Luckily for the Rockies and for all Rockies fans, that is not even the best part of the pitching staff. It is hard to imagine anything more exciting than Ubaldo's 98 MPH fastball up and in on Manny Ramirez's face. The fact that the Rockies pitching staff is as deep and flexible as it has ever been. At some point during the season, someone is going to get hurt. Francis might not be fully recovered from his surgery. A relief pitcher could take a line drive off of his shin and break his leg (hey, it happened to Embree last year). When this happens, there are options. Tim Redding could be a stopgap, providing long starts and resting the bullpen. Greg Smith is a wildcard for the major league rotation. He has the stuff to make an impact, hopefully he stays healthy. The Rockies are also stacked at the AAA level. Christian Friedrich, Jhoulys Chacin, Greg Reynolds, Matt Belisle, and Esmil Rogers are all ready to slide into either the starting 5 or the bullpen if needed.

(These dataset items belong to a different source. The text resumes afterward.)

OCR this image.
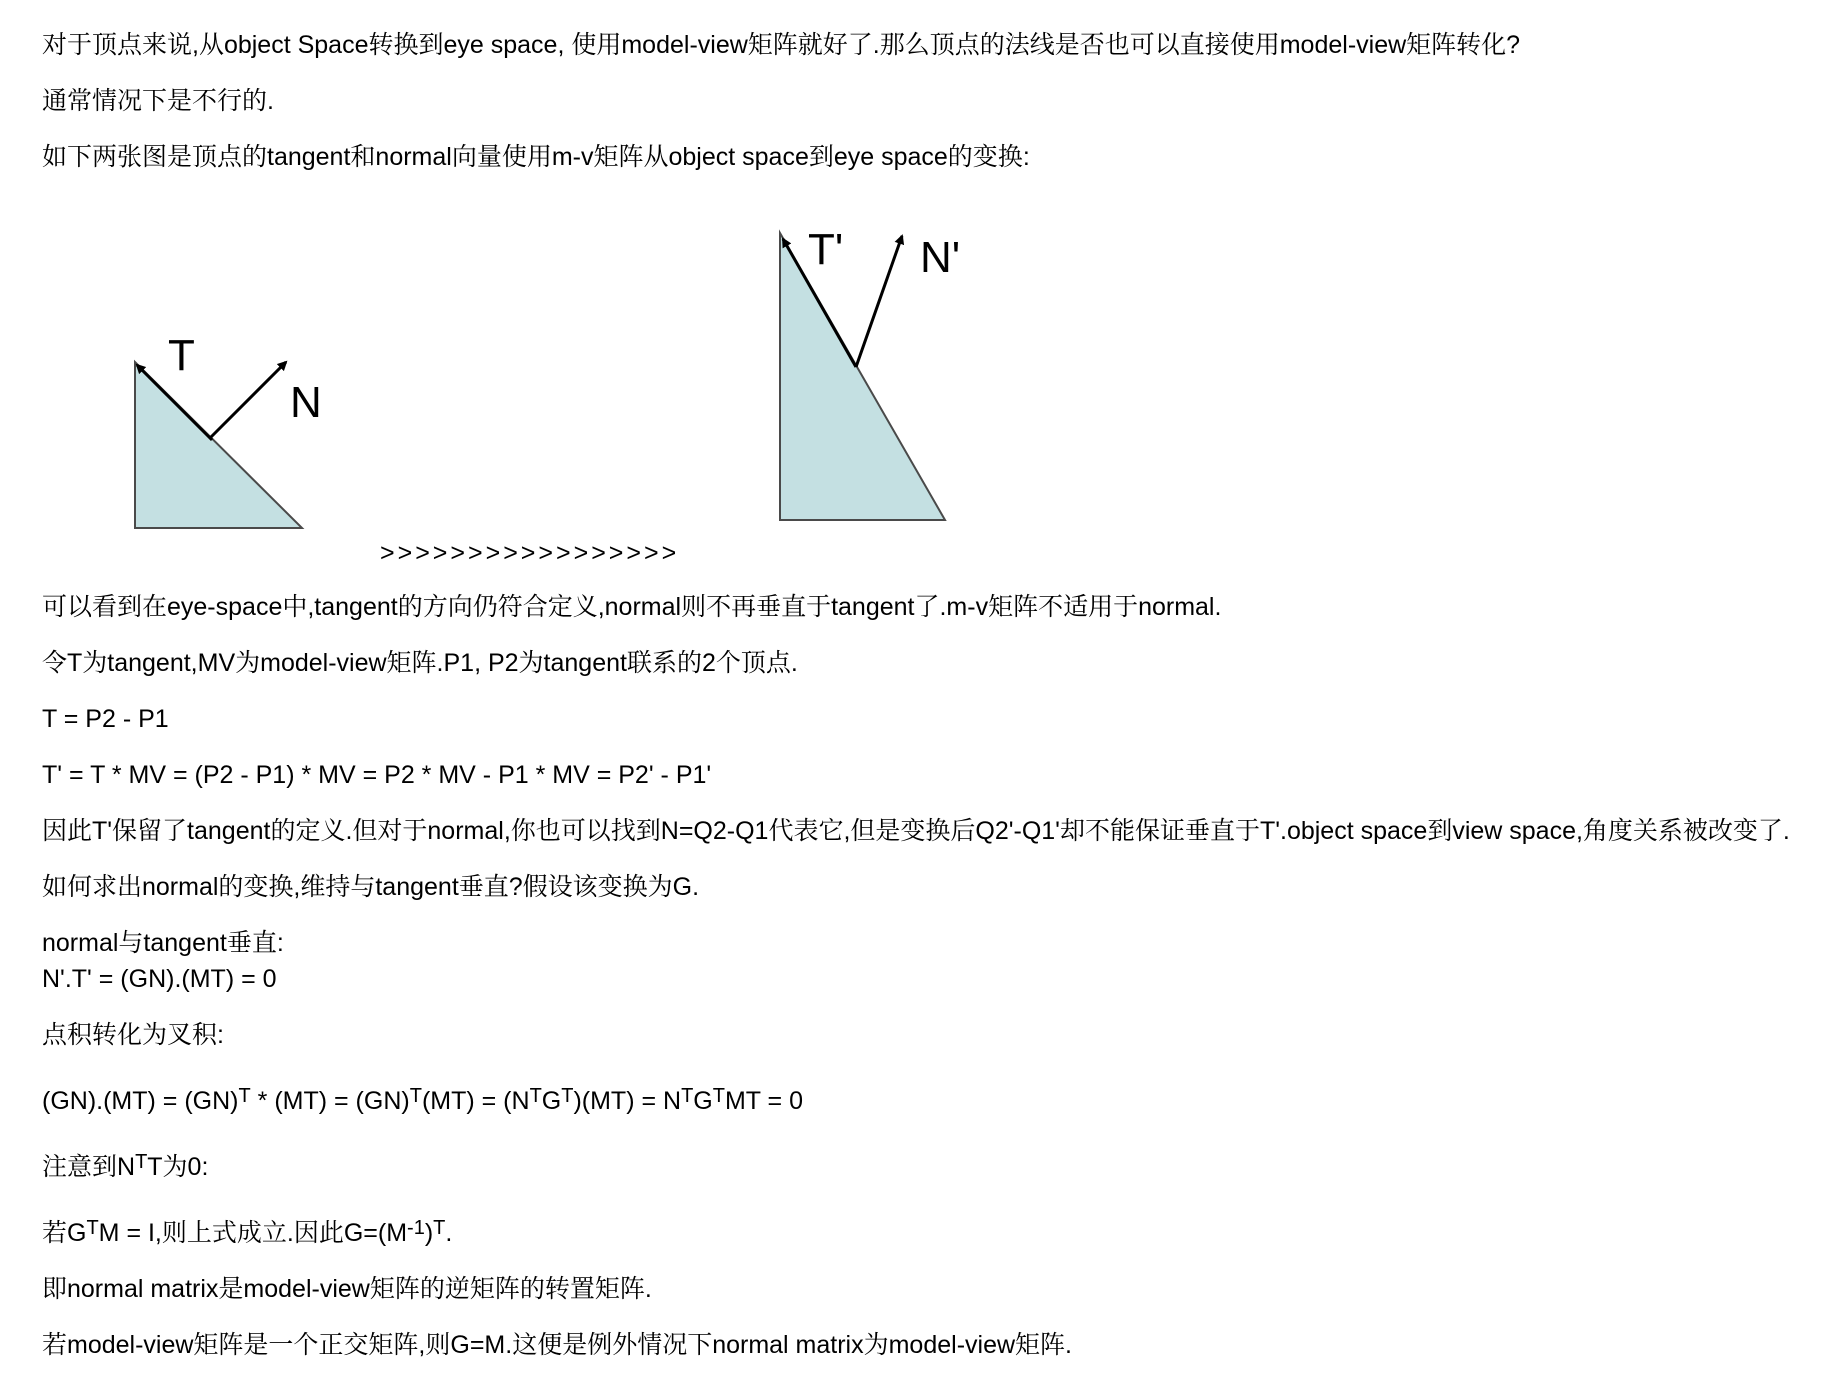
对于顶点来说,从object Space转换到eye space, 使用model-view矩阵就好了.那么顶点的法线是否也可以直接使用model-view矩阵转化?
通常情况下是不行的.
如下两张图是顶点的tangent和normal向量使用m-v矩阵从object space到eye space的变换:
T
N
T' N'
>>>>>>>>>>>>>>>>>
可以看到在eye-space中,tangent的方向仍符合定义,normal则不再垂直于tangent了.m-v矩阵不适用于normal.
令T为tangent,MV为model-view矩阵.P1, P2为tangent联系的2个顶点.
T = P2 - P1
T' = T * MV = (P2 - P1) * MV = P2 * MV - P1 * MV = P2' - P1'
因此T'保留了tangent的定义.但对于normal,你也可以找到N=Q2-Q1代表它,但是变换后Q2'-Q1'却不能保证垂直于T'.object space到view space,角度关系被改变了.
如何求出normal的变换,维持与tangent垂直?假设该变换为G.
normal与tangent垂直:
N'.T' = (GN).(MT) = 0
点积转化为叉积:
$(GN).(MT) = (GN)^T * (MT) = (GN)^T(MT) = (N^TG^T)(MT) = N^TG^TMT = 0$
注意到$N^TT$为0:
若$G^TM = I$,则上式成立.因此$G=(M^{-1})^T$.
即normal matrix是model-view矩阵的逆矩阵的转置矩阵.
若model-view矩阵是一个正交矩阵,则G=M.这便是例外情况下normal matrix为model-view矩阵.
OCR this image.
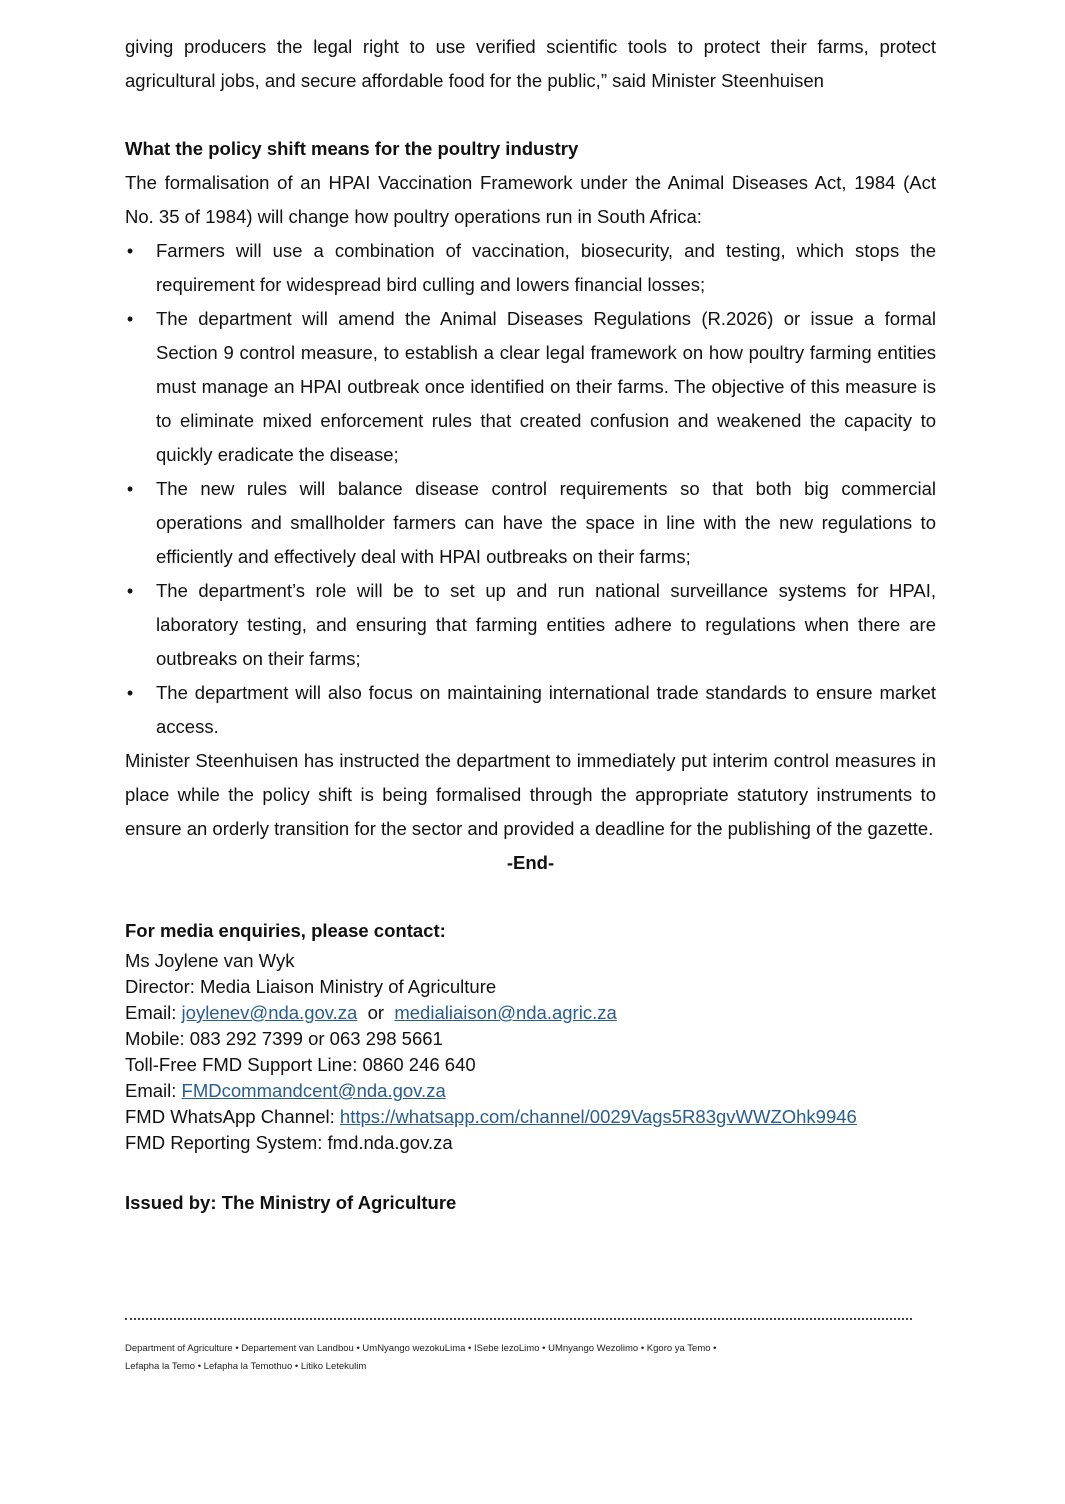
giving producers the legal right to use verified scientific tools to protect their farms, protect agricultural jobs, and secure affordable food for the public,” said Minister Steenhuisen

What the policy shift means for the poultry industry

The formalisation of an HPAI Vaccination Framework under the Animal Diseases Act, 1984 (Act No. 35 of 1984) will change how poultry operations run in South Africa:

• Farmers will use a combination of vaccination, biosecurity, and testing, which stops the requirement for widespread bird culling and lowers financial losses;
• The department will amend the Animal Diseases Regulations (R.2026) or issue a formal Section 9 control measure, to establish a clear legal framework on how poultry farming entities must manage an HPAI outbreak once identified on their farms. The objective of this measure is to eliminate mixed enforcement rules that created confusion and weakened the capacity to quickly eradicate the disease;
• The new rules will balance disease control requirements so that both big commercial operations and smallholder farmers can have the space in line with the new regulations to efficiently and effectively deal with HPAI outbreaks on their farms;
• The department’s role will be to set up and run national surveillance systems for HPAI, laboratory testing, and ensuring that farming entities adhere to regulations when there are outbreaks on their farms;
• The department will also focus on maintaining international trade standards to ensure market access.

Minister Steenhuisen has instructed the department to immediately put interim control measures in place while the policy shift is being formalised through the appropriate statutory instruments to ensure an orderly transition for the sector and provided a deadline for the publishing of the gazette.

-End-

For media enquiries, please contact:

Ms Joylene van Wyk

Director: Media Liaison Ministry of Agriculture

Email: joylenev@nda.gov.za  or  medialiaison@nda.agric.za

Mobile: 083 292 7399 or 063 298 5661

Toll-Free FMD Support Line: 0860 246 640

Email: FMDcommandcent@nda.gov.za

FMD WhatsApp Channel: https://whatsapp.com/channel/0029Vags5R83gvWWZOhk9946

FMD Reporting System: fmd.nda.gov.za

Issued by: The Ministry of Agriculture

Department of Agriculture • Departement van Landbou • UmNyango wezokuLima • ISebe lezoLimo • UMnyango Wezolimo • Kgoro ya Temo •
Lefapha la Temo • Lefapha la Temothuo • Litiko Letekulim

Back to my earlier statement about the Rockies fielding their most competitive team ever - I truly believe that the Rockies of 2010 are a better overall team than they have been in the past. The Blake Street Bombers hit the cover off the ball, but they could not stop their opponents from doing the same. The 2007 World Series team rode both a fortunate wave of momentum and some timely surges in individual performances to ultimately crash in the WS. (The ridiculously long break between their last NLCS game and first WS game did not help either.) Last year's team needed to establish their identity post-Hurdle before they realized their full potential. This year is different. Their bats will be better, their pitching is deeper, their experience is greater, and their movement is upward. Rockies fans, prepare yourself for Colorado Rockies history. In 2010, the Rockies will clinch their first ever NL West crown.
Regular Season Prediction: 92-70, 1st in the NL West.